Les seigneurs de Nevers avoient droit de prendre dans cette ville des vivres à crédit, sans être obligés de les payer pendant quarante jours, passé lesquels, s’ils ne les payoient pas, on n’étoit plus obligé de leur en fournir à crédit, jusqu’à ce qu’ils eussent payé les anciens. Il en est parlé dans une ordonnance de Charles V. alors régent du royaume, du mois de Février 1356.

La même chose s’observoit pour les comtes d’Auxerre : on trouve seulement cela de particulier pour eux, que s’ils étoient un an sans payer, celui qui leur avoit fourni des vivres, en recevoit le prix sur le produit du cens.

Le seigneur d’Aussonne en Bourgogne ne pouvoit rien prendre à crédit dans les jardins potagers de la ville, à moins qu’il ne donnât des gages. Lorsqu’il prenoit à crédit des denrées chez des gens qui les avoient achetées pour les revendre, il devoit aussi donner des gages ; & si après quarante jours il ne payoit pas ce qu’il avoit pris, le marchand qui avoit reçu les gages, pouvoit les vendre, comme il paroît par des lettres du roi Jean, du mois de Janvier 1361.

Il y avoit, comme on voit, une différence entre les denrées provenant du crû de celui chez qui on les avoit prises à crédit, & celles qu’il avoit achetées pour les revendre. Le terme que le seigneur avoit pour payer les premieres, n’étoit pas marqué, & il n’étoit pas dit que faute de payement le vendeur pourroit vendre les gages ; au lieu que pour les denrées qui n’étoient pas de son crû, si on ne les payoit pas dans le terme de quarante jours, il pouvoit vendre les gages. Cette différence étoit fondée sur ce que celui qui vend des denrées de son crû, n’ayant rien déboursé, peut attendre plus long-tems son payement ; au lieu que celui qui a acheté des denrées pour les revendre, ayant déboursé de l’argent, il est juste qu’il soit payé dans un tems préfix, & que faute de payement il puisse faire vendre les gages.

Le seigneur de Chagny avoit crédit, comme les précedens, pendant quarante jours, passé lesquels, s’il n’avoit pas payé, on n’étoit pas obligé, jusqu’à ce qu’il l’eût fait, de lui donner autre chose à crédit. Si quelqu’un cachoit sa marchandise, de peur d’être obligé de la donner à crédit au seigneur, on le condamnoit à l’amende ; ce qui feroit penser que le crédit du seigneur étoit apparemment déjà bien usé. Si les officiers du seigneur nioient qu’on leur eût fait crédit, celui qui prétendoit l’avoir fait, étoit reçu à le prouver par témoins, & les officiers étoient admis à faire la preuve contraire : mais les officiers du seigneur ne pouvoient acheter des vivres des habitans, qu’ils n’en donnassent le prix courant & ordinaire, & ne les payassent sur le champ.

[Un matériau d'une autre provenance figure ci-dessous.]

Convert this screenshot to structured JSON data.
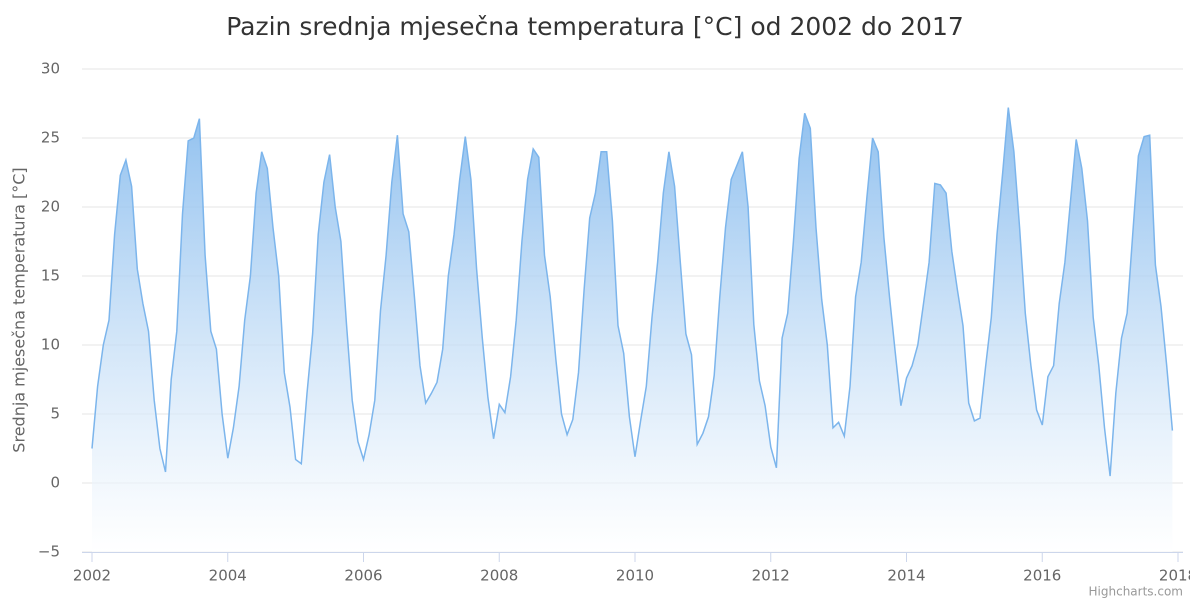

A Dommart (diocese d’Amiens) le seigneur pouvoit prendre du vin chez un bourgeois pour le prix qu’il revenoit à celui-ci, & ce seigneur n’étoit obligé de le payer que lorsqu’il sortoit de la ville ; s’il ne le payoit pas alors, il étoit obligé de le payer au prix que le vin se vendoit dans le marché, & il avoit crédit de quinze jours. S’il achetoit une piece de vin il n’en payoit que le prix qu’elle avoit coûté au bourgeois ; mais il falloit qu’il payât sur le champ. Lorsqu’il n’avoit point d’avoine, il pouvoit faire contraindre par le maïeur les bourgeois à lui en vendre au prix courant, & il avoit crédit de quinze jours, en donnant caution ; s’il ne payoit pas à ce terme, il n’avoit plus de crédit, jusqu’à ce qu’il eût satisfait au premier achat.

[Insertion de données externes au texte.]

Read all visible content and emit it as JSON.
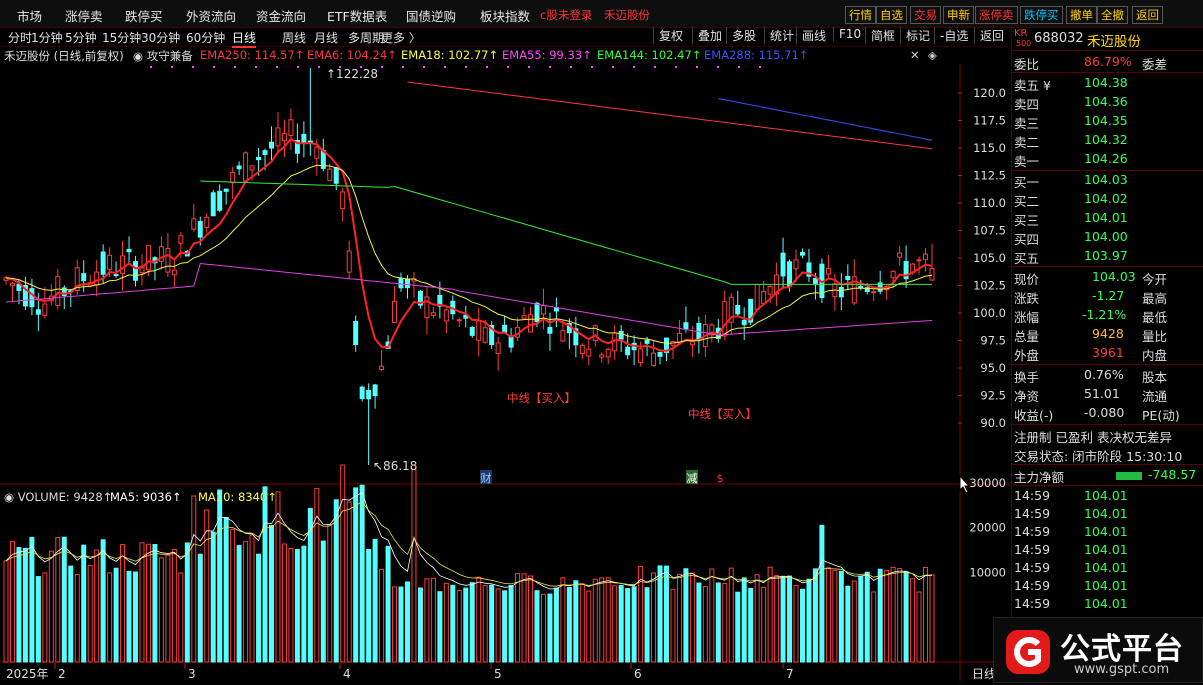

A Poiz en Picardie, les bourgeois qui vendoient des denrées étoient obligés une fois en leur vie d’en fournir à crédit au seigneur, lorsqu’il le deman-

doit, sans qu’il fût tenu de leur donner des gages ; mais cette charge une fois acquittée par les bourgeois, il ne pouvoit plus prendre des denrées sans gages, & dans ces deux cas il ne pouvoit se servir du droit de crédit sur les denrées qui excédoient la valeur de cinq sous, à moins que le vendeur n’y consentît.

L’archevêque de Vienne avoit moins de crédit que les autres seigneurs ; car il ne pouvoit rien acheter qui ne fût en vente, & qu’il n’en payât le prix qu’un autre en donneroit.

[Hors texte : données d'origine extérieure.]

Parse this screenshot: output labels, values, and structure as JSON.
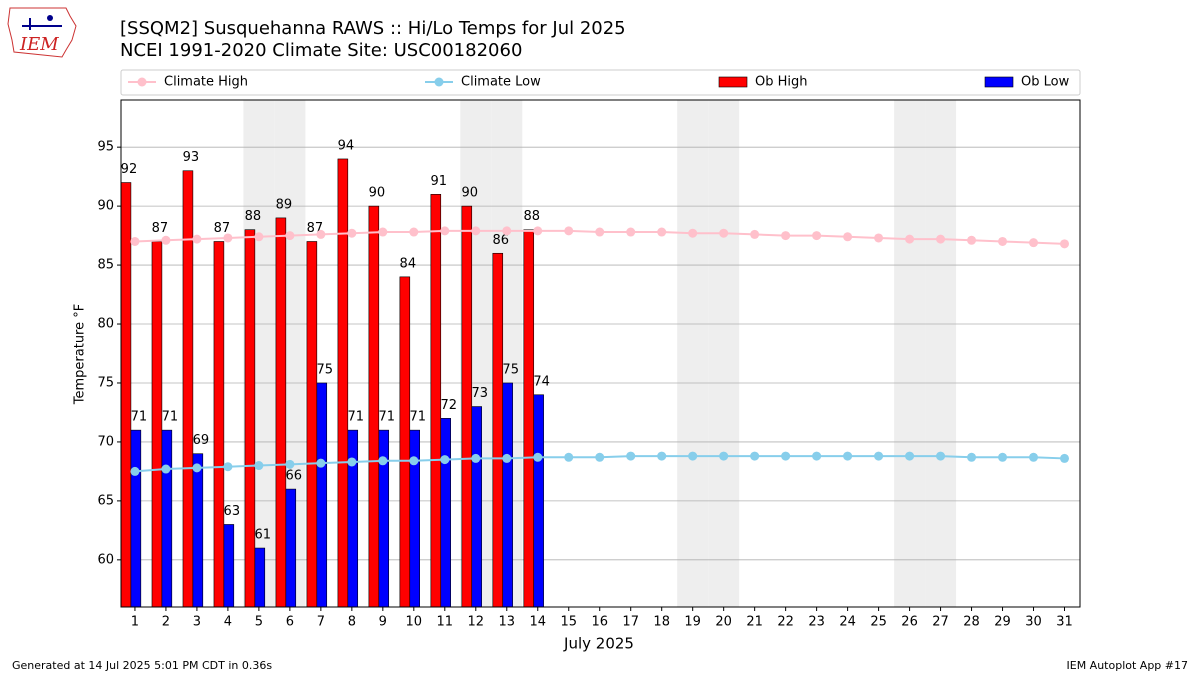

Dans les lieux où le seigneur n’avoit point ce droit de crédit, il y avoit des réglemens pour qu’il ne pût obliger les habitans de lui porter des denrées, qu’il ne pût les prendre si elles n’étoient exposées en vente ; que s’il étoit obligé d’en user autrement, ce ne seroit que par les mains des consuls, & en payant le prix suivant l’estimation.

Tous ces usages singuliers, quoique différens les uns des autres, prouvent également la trop grande autorité que les seigneurs particuliers s’étoient arrogée sur leurs sujets ; & présentement que le royaume est mieux policé, aucun seigneur ni autre personne ne peut rien prendre à crédit que du consentement du vendeur. Voyez le recueil des ordonnances de la troisieme race, tomes IV. V. VI. VII. & VIII. à la table, au mot Crédit.

Credit vel non : on appelloit réponses par credit vel non, celles ou le témoin se contentoit de répondre qu’il croyoit qu’un fait étoit tel, sans dire affirmativement si le fait étoit vrai ou non. Ces sortes de réponses ont été abrogées par l’ordonnance de 1539, art. xxxvj. (A)

CRÉDITER un article ou une partie dans un livre ou dans un compte, (Comm.) c’est en termes de Commerce, les porter à la page à droite que l’on nomme le côté du crédit ; ainsi l’on dit, je vous ai crédité pour la remise de cinq cents livres que vous m’avez faite, pour dire, j’ai chargé cette somme en crédit sur mon livre. Voyez Crédit. Voyez les dictionn. du Comm. & de Trév. (G)

CRÉDITEUR, s. m. (Comm.) terme assez usité parmi les négocians, pour signifier un créancier, ou, comme ils s’expriment, celui qui doit avoir. Voyez Crédit, Créancier & Avoir. Dict. du Comm. & de Trév. (G)

CREDITON, (Géogr. mod.) ville d’Angleterre dans le Devonshire, sur la riviere de Crédit.

CREDO, s. m. (Théolog.) nom par lequel on désigne communément le symbole des apôtres ou l’abregé des vérités chrétiennes, & qui commence par ce mot, credo, je crois. Voyez Symbole. (G)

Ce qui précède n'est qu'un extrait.